In 1982, Filene's Basement opened a 25000 sqft store as the mall's third anchor. Sold to JMB Realty after development, the mall was sold again to MetLife in 1984 along with a Caldor-anchored strip mall adjacent to Methuen Mall, and Auburn Mall in Auburn, Massachusetts.

===1990s===
In 1990, New England Development announced the development of The Mall at Rockingham Park across the state line in Salem, New Hampshire. Shortly before the opening of the Rockingham Park mall, the Methuen Mall had a vacancy rate of four percent. The building of the Rockingham Park mall posed major challenges for the Methuen Mall, due in part to New Hampshire's lack of sales tax. As the Rockingham Park mall would also contain a Sears among its anchor stores, MetLife representatives stated that they were unsure if Sears would shutter its Methuen store upon opening of the Salem location, but also felt that they would be able to secure a new tenant should the Sears close. By 1992, both Sears and Filene's Basement had moved to Mall at Rockingham Park.
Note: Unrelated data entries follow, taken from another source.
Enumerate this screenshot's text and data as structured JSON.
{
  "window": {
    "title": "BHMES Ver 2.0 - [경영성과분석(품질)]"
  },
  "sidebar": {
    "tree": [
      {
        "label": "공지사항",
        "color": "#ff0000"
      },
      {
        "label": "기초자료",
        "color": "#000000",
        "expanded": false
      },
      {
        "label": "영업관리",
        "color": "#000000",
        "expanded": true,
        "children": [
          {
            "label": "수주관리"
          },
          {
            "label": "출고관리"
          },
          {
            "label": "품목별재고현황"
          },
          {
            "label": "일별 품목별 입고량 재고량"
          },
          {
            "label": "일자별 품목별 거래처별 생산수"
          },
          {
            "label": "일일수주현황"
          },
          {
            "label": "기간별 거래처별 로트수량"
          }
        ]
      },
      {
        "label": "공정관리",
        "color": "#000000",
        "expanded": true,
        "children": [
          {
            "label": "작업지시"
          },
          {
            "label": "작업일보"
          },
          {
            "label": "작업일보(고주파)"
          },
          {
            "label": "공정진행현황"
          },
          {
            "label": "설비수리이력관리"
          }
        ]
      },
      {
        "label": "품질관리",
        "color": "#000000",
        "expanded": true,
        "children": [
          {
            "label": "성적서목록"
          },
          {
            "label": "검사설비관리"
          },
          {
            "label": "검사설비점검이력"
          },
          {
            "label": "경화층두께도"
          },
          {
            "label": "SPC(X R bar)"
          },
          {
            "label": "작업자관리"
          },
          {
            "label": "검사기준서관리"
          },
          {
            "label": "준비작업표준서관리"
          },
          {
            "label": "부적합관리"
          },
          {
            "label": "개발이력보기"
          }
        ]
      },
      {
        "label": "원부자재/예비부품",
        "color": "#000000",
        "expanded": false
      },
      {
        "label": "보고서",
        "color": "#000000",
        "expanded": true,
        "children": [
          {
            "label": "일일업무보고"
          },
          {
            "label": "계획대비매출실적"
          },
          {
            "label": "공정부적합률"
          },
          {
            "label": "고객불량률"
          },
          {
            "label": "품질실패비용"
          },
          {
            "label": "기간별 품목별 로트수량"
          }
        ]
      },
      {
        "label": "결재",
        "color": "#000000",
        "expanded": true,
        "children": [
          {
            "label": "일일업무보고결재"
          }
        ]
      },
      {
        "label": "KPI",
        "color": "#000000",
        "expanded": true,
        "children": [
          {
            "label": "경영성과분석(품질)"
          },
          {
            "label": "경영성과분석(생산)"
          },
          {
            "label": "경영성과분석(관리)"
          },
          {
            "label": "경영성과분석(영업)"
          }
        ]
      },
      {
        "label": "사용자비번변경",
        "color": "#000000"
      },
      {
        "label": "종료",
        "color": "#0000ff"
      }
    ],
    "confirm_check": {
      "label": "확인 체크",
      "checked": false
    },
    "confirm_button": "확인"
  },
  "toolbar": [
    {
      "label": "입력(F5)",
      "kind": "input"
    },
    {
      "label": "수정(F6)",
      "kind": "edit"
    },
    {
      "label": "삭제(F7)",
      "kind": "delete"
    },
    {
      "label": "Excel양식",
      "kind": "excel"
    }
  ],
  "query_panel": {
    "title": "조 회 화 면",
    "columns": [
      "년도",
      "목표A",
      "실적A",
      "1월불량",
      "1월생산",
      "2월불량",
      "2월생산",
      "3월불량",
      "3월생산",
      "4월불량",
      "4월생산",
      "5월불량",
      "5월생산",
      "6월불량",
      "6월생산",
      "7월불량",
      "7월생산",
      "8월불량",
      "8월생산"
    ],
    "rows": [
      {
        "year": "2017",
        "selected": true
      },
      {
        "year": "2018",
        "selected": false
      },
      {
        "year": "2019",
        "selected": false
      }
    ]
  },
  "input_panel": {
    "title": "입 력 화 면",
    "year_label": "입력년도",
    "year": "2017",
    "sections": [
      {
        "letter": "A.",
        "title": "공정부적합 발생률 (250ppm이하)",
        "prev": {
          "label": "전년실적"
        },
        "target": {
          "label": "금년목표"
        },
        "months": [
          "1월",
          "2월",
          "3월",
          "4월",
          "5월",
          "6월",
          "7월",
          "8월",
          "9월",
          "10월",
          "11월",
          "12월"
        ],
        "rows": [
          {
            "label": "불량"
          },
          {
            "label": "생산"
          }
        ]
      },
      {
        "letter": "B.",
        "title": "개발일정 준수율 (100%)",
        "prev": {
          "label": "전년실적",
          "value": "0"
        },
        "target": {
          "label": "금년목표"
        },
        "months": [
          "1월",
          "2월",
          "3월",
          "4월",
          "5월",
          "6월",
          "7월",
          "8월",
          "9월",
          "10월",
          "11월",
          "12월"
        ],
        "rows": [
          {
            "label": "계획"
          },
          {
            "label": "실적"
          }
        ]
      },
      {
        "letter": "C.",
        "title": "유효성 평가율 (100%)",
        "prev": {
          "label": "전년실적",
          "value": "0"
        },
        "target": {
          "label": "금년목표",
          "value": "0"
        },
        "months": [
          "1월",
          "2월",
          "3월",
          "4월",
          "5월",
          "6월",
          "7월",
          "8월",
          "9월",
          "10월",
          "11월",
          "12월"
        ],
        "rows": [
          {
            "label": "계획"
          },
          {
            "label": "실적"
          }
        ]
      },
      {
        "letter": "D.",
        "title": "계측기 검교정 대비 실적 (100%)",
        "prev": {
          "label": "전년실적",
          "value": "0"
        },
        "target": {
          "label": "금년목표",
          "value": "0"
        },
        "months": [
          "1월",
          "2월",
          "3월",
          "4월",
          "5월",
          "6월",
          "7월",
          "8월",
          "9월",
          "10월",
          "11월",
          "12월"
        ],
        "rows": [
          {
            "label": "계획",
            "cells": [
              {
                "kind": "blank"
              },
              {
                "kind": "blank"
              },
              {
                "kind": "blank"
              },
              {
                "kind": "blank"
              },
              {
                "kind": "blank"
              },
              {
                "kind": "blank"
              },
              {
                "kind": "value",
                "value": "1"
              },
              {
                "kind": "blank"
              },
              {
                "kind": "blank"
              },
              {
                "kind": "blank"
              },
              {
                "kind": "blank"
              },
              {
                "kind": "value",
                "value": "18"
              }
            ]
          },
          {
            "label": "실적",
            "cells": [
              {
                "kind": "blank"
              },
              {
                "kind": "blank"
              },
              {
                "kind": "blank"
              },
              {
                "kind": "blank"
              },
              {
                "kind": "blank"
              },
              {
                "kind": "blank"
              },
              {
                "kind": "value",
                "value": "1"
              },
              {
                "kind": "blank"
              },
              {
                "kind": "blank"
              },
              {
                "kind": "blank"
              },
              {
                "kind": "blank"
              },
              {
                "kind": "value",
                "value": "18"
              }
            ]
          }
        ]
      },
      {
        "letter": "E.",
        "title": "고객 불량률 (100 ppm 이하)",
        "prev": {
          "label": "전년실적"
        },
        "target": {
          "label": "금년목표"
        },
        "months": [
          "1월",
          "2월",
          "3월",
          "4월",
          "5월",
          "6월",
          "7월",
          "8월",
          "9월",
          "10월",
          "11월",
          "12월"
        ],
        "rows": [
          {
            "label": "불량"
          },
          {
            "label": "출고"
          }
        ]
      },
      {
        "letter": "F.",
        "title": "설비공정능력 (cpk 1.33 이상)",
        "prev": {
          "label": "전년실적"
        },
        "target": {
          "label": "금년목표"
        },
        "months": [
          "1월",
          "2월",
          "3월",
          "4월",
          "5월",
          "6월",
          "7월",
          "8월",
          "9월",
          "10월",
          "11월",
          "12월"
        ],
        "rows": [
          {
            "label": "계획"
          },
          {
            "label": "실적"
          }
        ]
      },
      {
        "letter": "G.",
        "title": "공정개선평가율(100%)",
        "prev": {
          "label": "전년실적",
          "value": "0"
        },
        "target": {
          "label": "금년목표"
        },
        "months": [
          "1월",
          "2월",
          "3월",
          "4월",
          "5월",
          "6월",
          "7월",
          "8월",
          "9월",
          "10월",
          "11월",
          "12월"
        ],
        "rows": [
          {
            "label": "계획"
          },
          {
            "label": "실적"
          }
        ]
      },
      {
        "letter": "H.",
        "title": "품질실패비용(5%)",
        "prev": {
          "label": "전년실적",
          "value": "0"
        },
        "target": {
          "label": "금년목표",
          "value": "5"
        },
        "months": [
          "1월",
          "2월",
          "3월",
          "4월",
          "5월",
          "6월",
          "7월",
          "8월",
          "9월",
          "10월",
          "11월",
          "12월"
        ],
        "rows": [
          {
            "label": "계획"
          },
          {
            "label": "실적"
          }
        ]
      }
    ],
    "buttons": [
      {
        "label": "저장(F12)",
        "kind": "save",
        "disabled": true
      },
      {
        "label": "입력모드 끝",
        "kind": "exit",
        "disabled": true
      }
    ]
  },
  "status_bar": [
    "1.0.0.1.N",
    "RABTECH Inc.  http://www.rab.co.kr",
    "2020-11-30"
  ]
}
Ann & Hope moved into the former Sears location in 1993. This store closed in 1995 along with Jordan Marsh, leaving the mall without an anchor. As of 1996, the mall had lost more than a quarter of its 65 tenants. When the only nearby convention center closed, the mall attempted a novel strategy to attract customers, opening an expo center in the former Ann & Hope. The center's first event was an all-night rave.

Nonetheless, business continued to diminish at the mall until the only remaining tenant was an Applebee's restaurant. When new developers attempted to evict the Applebee's, it refused. The developers then demolished the rest of the mall around the restaurant. Eventually, it lost a long court battle and vacated the property.

===Demolition and redevelopment===
When the Methuen Mall finally closed, the city of Methuen took a huge financial hit, seeing property tax revenue fall from US$60 million annually to US$18 million annually for the site alone. In 2000, the land was redeveloped by a joint venture between The Brickstone Companies and The Wilder Companies of Boston into a new project called The Loop. The new, non-enclosed shopping center has no real anchor stores, but contains a Home Depot, AMC Theatres, and Marshalls, as well as about twenty smaller businesses, including Pearle Vision, a store that was in the original Methuen Mall.

The Stop & Shop at the Loop closed in February 2020. Being replaced with two stores, One Stop Liquor, and BioLife.

The Loop is owned and managed by Charter Realty.